My follow up specifically on the question "Is this correct? That is the ring of endomorphisms defined over the prime field is always commutative?"

Theorem 13.6. says that if $E$ is an elliptic curve over $\mathbb{F}_q$ where $q=p^e$ for some $e\in \mathbb{N}, p$ prime and $\pi_E \notin \mathbb{Z}$, then $(\text{End}^0_{\mathbb{F}_q}(E) =)\text{End}^0(E) \cong \mathbb{Q}(\sqrt{\text{tr}(\pi_E)-4q})$ which is an imaginary quadratic field.

Theorem 13.8 says that if $E$ is an elliptic curve over $\mathbb{F}_q$ s.t. $\text{End}_{\mathbb{F}_q}^0(E)$ is an imaginary quadratic field $K$, then $\mathbb{Z}[\pi_E] \subseteq \text{End}_{\mathbb{F}_q}(E) \subseteq \mathcal{O}_K$ (as rings). $\mathcal{O}_K$ denotes the ring of integers of $K$.

Therefore, by combination of 13.6 and 13.8 we get that the $\mathbb{F}_q$-rational endomorphism ring of $E$ (denoted as $\text{End}_{\mathbb{F}_q}(E)$) is a (commutative) subring of the commutative $\mathcal{O}_K$ (it's a ring of integers so it is commutative) if $\pi_E \notin \mathbb{Z}$.

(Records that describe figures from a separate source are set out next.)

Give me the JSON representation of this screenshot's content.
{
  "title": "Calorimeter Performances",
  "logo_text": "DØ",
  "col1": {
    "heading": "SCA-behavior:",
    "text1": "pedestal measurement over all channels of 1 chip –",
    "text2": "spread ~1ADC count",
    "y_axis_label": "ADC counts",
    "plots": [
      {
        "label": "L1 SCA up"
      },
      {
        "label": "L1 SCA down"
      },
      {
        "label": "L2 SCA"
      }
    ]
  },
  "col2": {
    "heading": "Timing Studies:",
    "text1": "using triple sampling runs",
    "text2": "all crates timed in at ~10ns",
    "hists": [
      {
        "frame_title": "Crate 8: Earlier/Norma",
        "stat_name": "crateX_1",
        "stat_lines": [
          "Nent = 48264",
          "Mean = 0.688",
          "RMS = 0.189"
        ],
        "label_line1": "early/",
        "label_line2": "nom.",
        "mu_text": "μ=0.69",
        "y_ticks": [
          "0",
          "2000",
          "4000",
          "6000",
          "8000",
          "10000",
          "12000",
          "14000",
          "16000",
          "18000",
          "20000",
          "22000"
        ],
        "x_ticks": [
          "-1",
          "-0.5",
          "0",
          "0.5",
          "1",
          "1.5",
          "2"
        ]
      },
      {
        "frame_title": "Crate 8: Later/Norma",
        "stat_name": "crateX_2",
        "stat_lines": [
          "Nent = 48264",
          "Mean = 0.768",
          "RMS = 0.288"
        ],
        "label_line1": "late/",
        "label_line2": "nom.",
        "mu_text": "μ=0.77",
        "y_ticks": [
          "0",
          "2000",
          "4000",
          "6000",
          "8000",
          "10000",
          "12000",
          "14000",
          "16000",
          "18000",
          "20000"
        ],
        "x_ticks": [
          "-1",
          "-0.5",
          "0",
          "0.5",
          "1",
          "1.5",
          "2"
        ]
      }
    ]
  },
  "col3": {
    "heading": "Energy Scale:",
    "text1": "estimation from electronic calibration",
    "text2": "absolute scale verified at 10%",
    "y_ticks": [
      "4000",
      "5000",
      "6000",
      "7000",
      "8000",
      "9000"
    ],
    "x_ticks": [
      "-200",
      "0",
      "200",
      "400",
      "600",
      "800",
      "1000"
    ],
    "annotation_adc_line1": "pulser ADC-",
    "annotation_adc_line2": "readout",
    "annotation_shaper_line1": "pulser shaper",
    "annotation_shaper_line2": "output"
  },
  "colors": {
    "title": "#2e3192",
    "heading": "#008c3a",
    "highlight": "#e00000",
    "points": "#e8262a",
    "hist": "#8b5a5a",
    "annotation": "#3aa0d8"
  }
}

Some details to clear up possible confusions:

• $\pi_E$ denotes the (special) Frobenius endomorphism of $E$.
• In $\mathbb{Q}(\sqrt{\text{tr}(\pi_E)-4q})$ the $\text{tr}(\pi_E)-4q$ is an integer because $\text{tr}(\cdot)$ denotes the trace map defined over $\text{End}_{\mathbb{F}_q}(E)$ (see Lecture 6: 6.16+6.17) which is always an integer for an endomorphism. ("This" trace map can also be defined over the endomorphism algebra $\text{End}^0_{\mathbb{F}_q}(E) = \text{End}_{\mathbb{F}_q}(E)\otimes_\mathbb{Z} \mathbb{Q}$ and if restricted to endomorphisms (elements of the form $\phi \otimes 1$ for some $\phi \in \text{End}_{\mathbb{F}_q}(E)$) it's equal to the one defined over $\text{End}_{\mathbb{F}_q}(E)$.)
  Therefore, $\mathbb{Q}(\sqrt{\text{tr}(\pi_E)-4q})$ is really an imaginary quadratic field as the integer is negative as shown in the proof 13.6.
• The statement $\pi_E \notin \mathbb{Z}$ means that $\pi_E$ is not equal to a "multiplication by n" endomorphism of the type $[n]$ for some $n\in\mathbb{Z}$. The notation is used because we always have $\mathbb{Z} \subseteq \text{End}_{\mathbb{F}_q}(E)$. (Technically, there the injective map $\mathbb{Z} \rightarrow \text{End}_{\mathbb{F}_q}(E): n \mapsto [n]$.)
• So what if $\pi_E \in \mathbb{Z}$? 13.7 shows that in this case the curve must be supersingular and $e$ must be even ($q=p^e$ from the finite field definition). In your case (a prime field) $e=1$ so $\pi_E \notin \mathbb{Z}$ and Theorem 13.6 applies.
• We can also pose a question about the rational endomorphism ring of supersingular curves defined over a field $\mathbb{F}_{p^e}$ where $e$ is even. I am not sure if the answer is that it's just $\mathbb{Z}$ or if its more complicated (it could be an order in an imaginary quadratic field or in a quaternion algebra). Maybe someone more knowledgable can provide an answer.